French President Nicolas Sarkozy on Wednesday proposed a one-year timetable for establishing a Palestinian state as the U.S. struggled to head off a confrontation in the United Nations Security Council over the Palestinian bid for U.N. membership.
Speaking barely an hour after President Obama orated vigorously against the Palestinian initiative, Mr. Sarkozy floated the idea of upgrading the Palestinians’ U.N. status from “nonmember observer entity” to “nonmember observer state” - a designation akin to the Vatican’s - and resuming negotiations toward a final agreement with the Israelis.

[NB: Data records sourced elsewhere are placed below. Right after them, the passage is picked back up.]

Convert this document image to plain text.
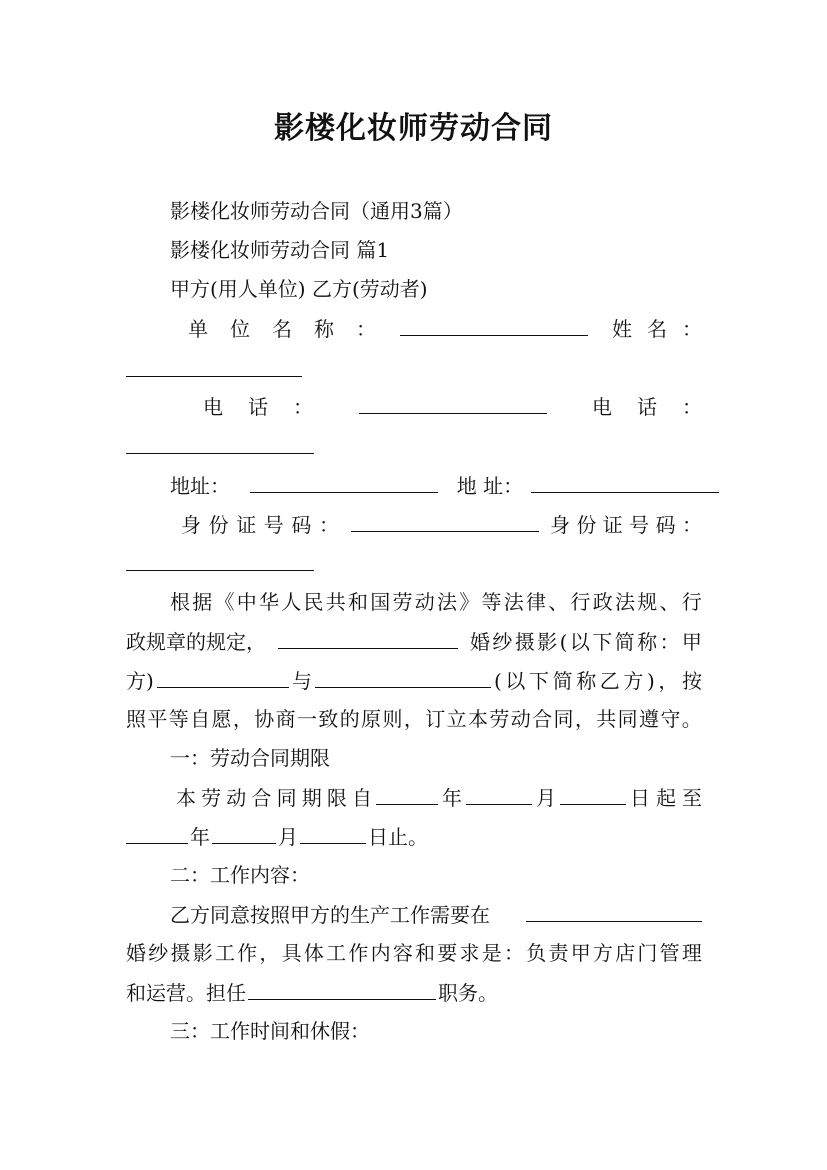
影楼化妆师劳动合同
影楼化妆师劳动合同（通用3篇）
影楼化妆师劳动合同 篇1
甲方(用人单位) 乙方(劳动者)
单 位 名 称 ：	姓 名 ：
电 话 ：	电 话 ：
地址：	地 址：
身 份 证 号 码 ：	身 份 证 号 码 ：
根 据 《 中 华 人 民 共 和 国 劳 动 法 》 等 法 律 、 行 政 法 规 、 行
政规章的规定，	婚 纱 摄 影 ( 以 下 简 称 ： 甲
方)	与	( 以 下 简 称 乙 方 ) ， 按
照 平 等 自 愿 ， 协 商 一 致 的 原 则 ， 订 立 本 劳 动 合 同 ， 共 同 遵 守 。
一：劳动合同期限
本 劳 动 合 同 期 限 自	年	月	日 起 至
年	月	日止。
二：工作内容：
乙方同意按照甲方的生产工作需要在
婚 纱 摄 影 工 作 ， 具 体 工 作 内 容 和 要 求 是 ： 负 责 甲 方 店 门 管 理
和运营。担任	职务。
三：工作时间和休假：
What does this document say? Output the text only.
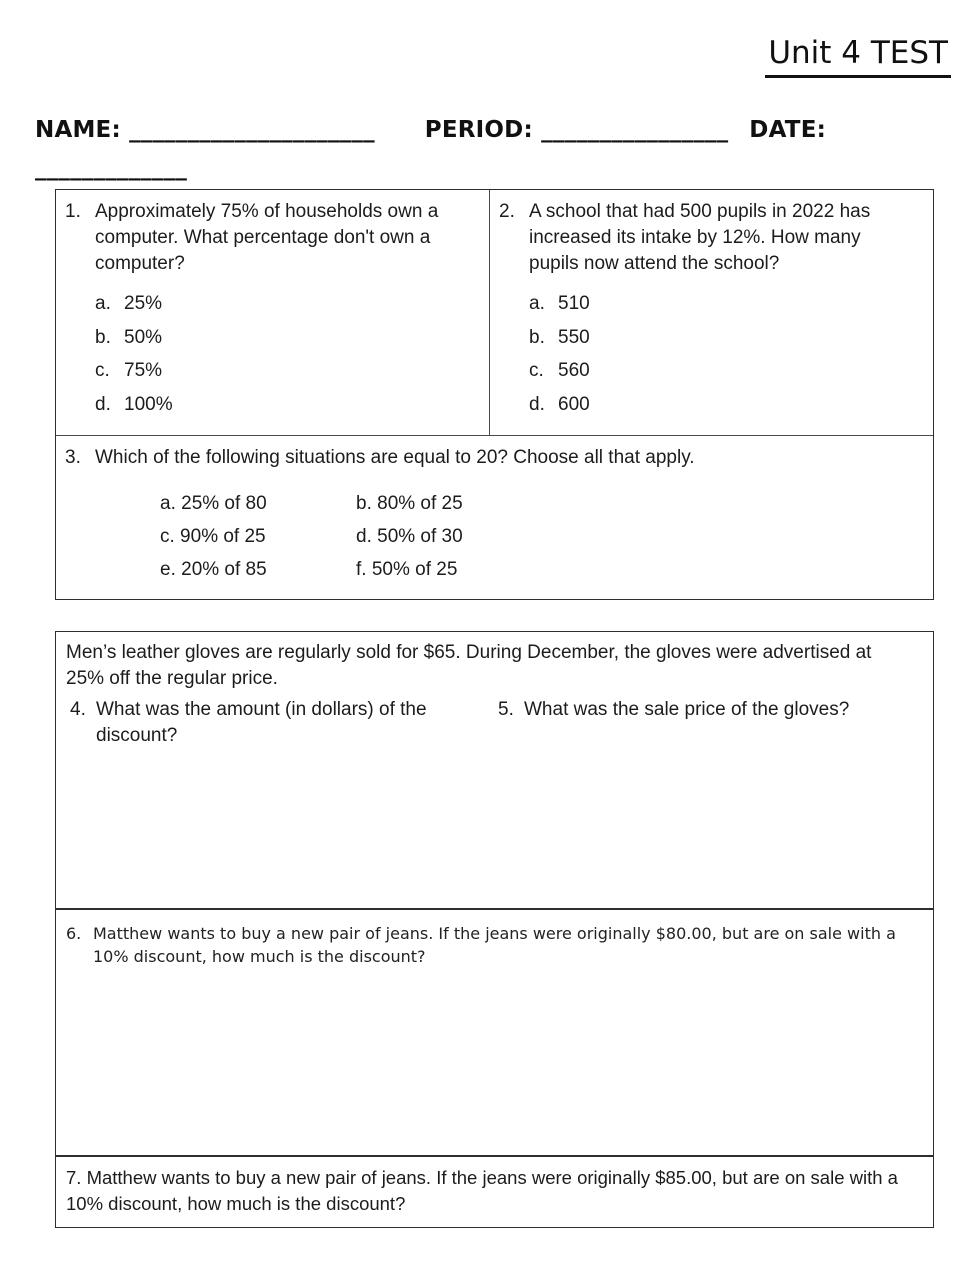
Unit 4 TEST
NAME: _____________________ PERIOD: ________________ DATE:
_____________
1. Approximately 75% of households own a computer. What percentage don't own a computer?
a. 25%
b. 50%
c. 75%
d. 100%
2. A school that had 500 pupils in 2022 has increased its intake by 12%. How many pupils now attend the school?
a. 510
b. 550
c. 560
d. 600
3. Which of the following situations are equal to 20? Choose all that apply.
a. 25% of 80	b. 80% of 25
c. 90% of 25	d. 50% of 30
e. 20% of 85	f. 50% of 25
Men’s leather gloves are regularly sold for $65. During December, the gloves were advertised at 25% off the regular price.
4. What was the amount (in dollars) of the discount?
5. What was the sale price of the gloves?
6. Matthew wants to buy a new pair of jeans. If the jeans were originally $80.00, but are on sale with a 10% discount, how much is the discount?
7. Matthew wants to buy a new pair of jeans. If the jeans were originally $85.00, but are on sale with a 10% discount, how much is the discount?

“Let us cease our endless debates on the parameters and let us begin negotiations and adopt a precise and ambitious timetable,” Mr. Sarkozy said. “Let’s have one month to resume discussions, six months to find agreement on borders and security, one year to reach a definitive agreement.”
The Palestinians walked out of short-lived U.S.-sponsored negotiations last September after Israel let a 10-month moratorium on Jewish settlements in the West Bank lapse.
They have said they will return to the table if Israel renews the settlement freeze and agrees to Mr. Obama’s call for the borders of the two states to be based on Israel’s pre-1967 frontiers.
Israel, in turn, has sought Palestinian acknowledgment of its character as a Jewish state.
Reports emerged Wednesday that Palestinian Authority President Mahmoud Abbas might delay submitting his U.N. membership application, which he was expected to do Friday.
However, the Palestinians’ top U.S. representative, Maen Rashid Areikat, told The Washington Times that those reports were “totally false.”
Mr. Sarkozy’s call appeared aimed at avoiding a showdown in the Security Council, where the U.S. has promised to veto any Palestinian resolution, though doubts remained Wednesday about whether the Palestinians even had a nine-vote majority locked down.
Mr. Sarkozy said that “each of us knows that Palestine cannot immediately obtain full and complete recognition of the status of United Nations member state,” but he expressed concerns that a Security Council veto “risks engendering a cycle of violence in the Middle East.”
The Palestinians could gain Mr. Sarkozy’s proposed “enhanced observer” status from the General Assembly, where they enjoy an automatic majority.
Israel fears that the status, which would allow Palestinian membership in several U.N. panels, would result in anti-Israel “lawfare” at the International Criminal Court.
Mr. Sarkozy, who is half-Jewish, has long been an outspoken advocate of Israel and enjoyed warm relations with the center-left government of Prime Minister Benjamin Netanyahu’s predecessor. But he has been cool toward the current right-wing government, whose sincerity about peace he reportedly doubts.